Reste que cette aura de mystère donnait à ceux et celles qui étaient exclus de la liste des invités ce même FOMO visible dans les yeux du présentateur Conan O’Brien, en 2002, lorsqu’il invitait P. Diddy à son talk show pour lui demander la recette de ses « soirées mortelles ».
« Il faut des verrous aux portes [et] pas de climatisation. La chaleur affecte l’alcool, mais tout le monde se sent aussi un peu plus à l’aise et détendu », énumérait P. Diddy.
Alors que le public éclatait de rire, Conan O’Brien, lui, semblait assez perturbé par ce qu’il venait d’entendre.
« Ça me paraît plutôt dangereux… », répondait prudemment l’animateur, provoquant de nouveaux rires dans l’assistance, mais aussi chez un P. Diddy parfaitement serein.
En 2024, sans doute regrette-t-il ces supposés conseils à la lumière des détails révélés au compte-goutte sur ces freak offs, que les témoignages dépeignent comme un cauchemar éveillé pour les victimes souvent mineures et non consentantes qui s’y trouvaient.

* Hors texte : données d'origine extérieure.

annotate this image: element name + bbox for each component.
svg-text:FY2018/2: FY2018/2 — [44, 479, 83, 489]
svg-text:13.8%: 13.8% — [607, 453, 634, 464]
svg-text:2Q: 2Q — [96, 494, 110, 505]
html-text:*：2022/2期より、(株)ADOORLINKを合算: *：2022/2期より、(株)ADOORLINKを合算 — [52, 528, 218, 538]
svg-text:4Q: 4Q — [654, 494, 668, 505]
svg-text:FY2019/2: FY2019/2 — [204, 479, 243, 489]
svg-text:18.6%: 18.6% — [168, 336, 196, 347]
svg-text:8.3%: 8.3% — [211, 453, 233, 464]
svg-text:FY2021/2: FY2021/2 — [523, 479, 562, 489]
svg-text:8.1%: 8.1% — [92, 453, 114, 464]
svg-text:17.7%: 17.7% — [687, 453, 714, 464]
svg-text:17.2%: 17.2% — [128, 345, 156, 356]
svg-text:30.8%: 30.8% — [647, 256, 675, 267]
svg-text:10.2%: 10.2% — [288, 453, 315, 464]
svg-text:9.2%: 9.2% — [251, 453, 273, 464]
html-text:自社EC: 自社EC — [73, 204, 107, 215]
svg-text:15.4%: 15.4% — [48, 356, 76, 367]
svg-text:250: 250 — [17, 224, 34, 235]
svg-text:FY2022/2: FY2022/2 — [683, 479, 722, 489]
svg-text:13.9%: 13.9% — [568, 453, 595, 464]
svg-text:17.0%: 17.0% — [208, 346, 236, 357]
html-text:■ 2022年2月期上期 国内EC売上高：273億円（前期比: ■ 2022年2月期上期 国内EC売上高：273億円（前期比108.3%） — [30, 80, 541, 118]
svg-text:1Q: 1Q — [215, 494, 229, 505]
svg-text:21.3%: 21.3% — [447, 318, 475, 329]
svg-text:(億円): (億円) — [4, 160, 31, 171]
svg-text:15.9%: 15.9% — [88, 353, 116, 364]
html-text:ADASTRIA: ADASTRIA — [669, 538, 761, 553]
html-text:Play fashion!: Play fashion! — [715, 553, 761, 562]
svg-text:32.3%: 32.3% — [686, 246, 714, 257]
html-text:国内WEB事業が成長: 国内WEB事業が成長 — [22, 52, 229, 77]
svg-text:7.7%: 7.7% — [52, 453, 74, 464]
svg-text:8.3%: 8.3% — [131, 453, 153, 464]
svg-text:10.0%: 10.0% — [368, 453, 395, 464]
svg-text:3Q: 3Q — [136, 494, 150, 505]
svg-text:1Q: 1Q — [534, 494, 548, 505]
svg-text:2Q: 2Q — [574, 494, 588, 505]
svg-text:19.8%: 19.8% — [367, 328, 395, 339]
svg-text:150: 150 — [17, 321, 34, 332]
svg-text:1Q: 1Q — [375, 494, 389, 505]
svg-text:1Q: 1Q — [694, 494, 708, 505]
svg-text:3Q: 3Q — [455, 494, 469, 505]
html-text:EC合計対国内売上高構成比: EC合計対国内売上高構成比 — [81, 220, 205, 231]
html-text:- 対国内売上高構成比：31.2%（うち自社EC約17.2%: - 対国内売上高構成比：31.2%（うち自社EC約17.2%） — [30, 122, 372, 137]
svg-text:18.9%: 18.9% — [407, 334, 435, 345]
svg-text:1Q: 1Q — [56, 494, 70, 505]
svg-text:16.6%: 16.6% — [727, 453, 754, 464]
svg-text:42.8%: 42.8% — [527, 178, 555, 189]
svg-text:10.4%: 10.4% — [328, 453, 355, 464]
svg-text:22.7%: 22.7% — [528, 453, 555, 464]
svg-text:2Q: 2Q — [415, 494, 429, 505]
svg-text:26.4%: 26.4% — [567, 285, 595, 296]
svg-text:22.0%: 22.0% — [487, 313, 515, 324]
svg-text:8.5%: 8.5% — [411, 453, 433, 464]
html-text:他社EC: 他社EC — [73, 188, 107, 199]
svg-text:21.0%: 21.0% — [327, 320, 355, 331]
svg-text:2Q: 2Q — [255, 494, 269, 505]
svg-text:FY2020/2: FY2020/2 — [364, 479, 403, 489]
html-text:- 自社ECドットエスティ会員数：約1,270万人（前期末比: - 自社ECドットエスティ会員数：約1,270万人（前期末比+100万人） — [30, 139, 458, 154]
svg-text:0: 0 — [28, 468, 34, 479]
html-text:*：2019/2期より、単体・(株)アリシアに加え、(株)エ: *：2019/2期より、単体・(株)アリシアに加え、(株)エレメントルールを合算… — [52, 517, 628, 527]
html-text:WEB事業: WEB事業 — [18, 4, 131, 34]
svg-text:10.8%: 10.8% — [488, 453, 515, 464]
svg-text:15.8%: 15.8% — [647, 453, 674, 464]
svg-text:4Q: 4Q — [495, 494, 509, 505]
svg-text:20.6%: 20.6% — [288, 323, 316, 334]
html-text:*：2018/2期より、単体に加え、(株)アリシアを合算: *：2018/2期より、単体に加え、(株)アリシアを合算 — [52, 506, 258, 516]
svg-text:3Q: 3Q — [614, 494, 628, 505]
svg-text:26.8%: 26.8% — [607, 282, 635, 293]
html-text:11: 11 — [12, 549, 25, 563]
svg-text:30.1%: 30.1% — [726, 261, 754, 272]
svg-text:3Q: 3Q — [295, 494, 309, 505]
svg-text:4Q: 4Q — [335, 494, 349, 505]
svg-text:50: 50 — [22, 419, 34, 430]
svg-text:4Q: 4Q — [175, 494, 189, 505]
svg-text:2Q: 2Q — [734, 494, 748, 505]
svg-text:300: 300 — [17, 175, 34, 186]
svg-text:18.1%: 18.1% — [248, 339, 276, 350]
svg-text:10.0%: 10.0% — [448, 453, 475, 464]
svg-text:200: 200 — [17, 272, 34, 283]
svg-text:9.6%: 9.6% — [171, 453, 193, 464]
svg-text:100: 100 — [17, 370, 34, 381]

Pour les forcer à l’acte, P. Diddy aurait régulièrement fait usage de menaces, de coups ou de soumission chimique par substances ingérées jusqu’à l’inconscience, pour que le rappeur et ses invités d’élite se livrent ensuite à des agressions, que l’hôte filmait aussi bien pour son plaisir personnel que pour sa banque de chantage.
En ligne, plusieurs concluent que la seule chose séparant actuellement P. Diddy de Jeffrey Epstein est un pouls.
Quant au rappeur, il continue de clamer son innocence depuis son arrestation, bien que rien ne semble pour l’instant éloigner la menace minimale de vingt années de prison. Pas même un remerciement à Beyoncé.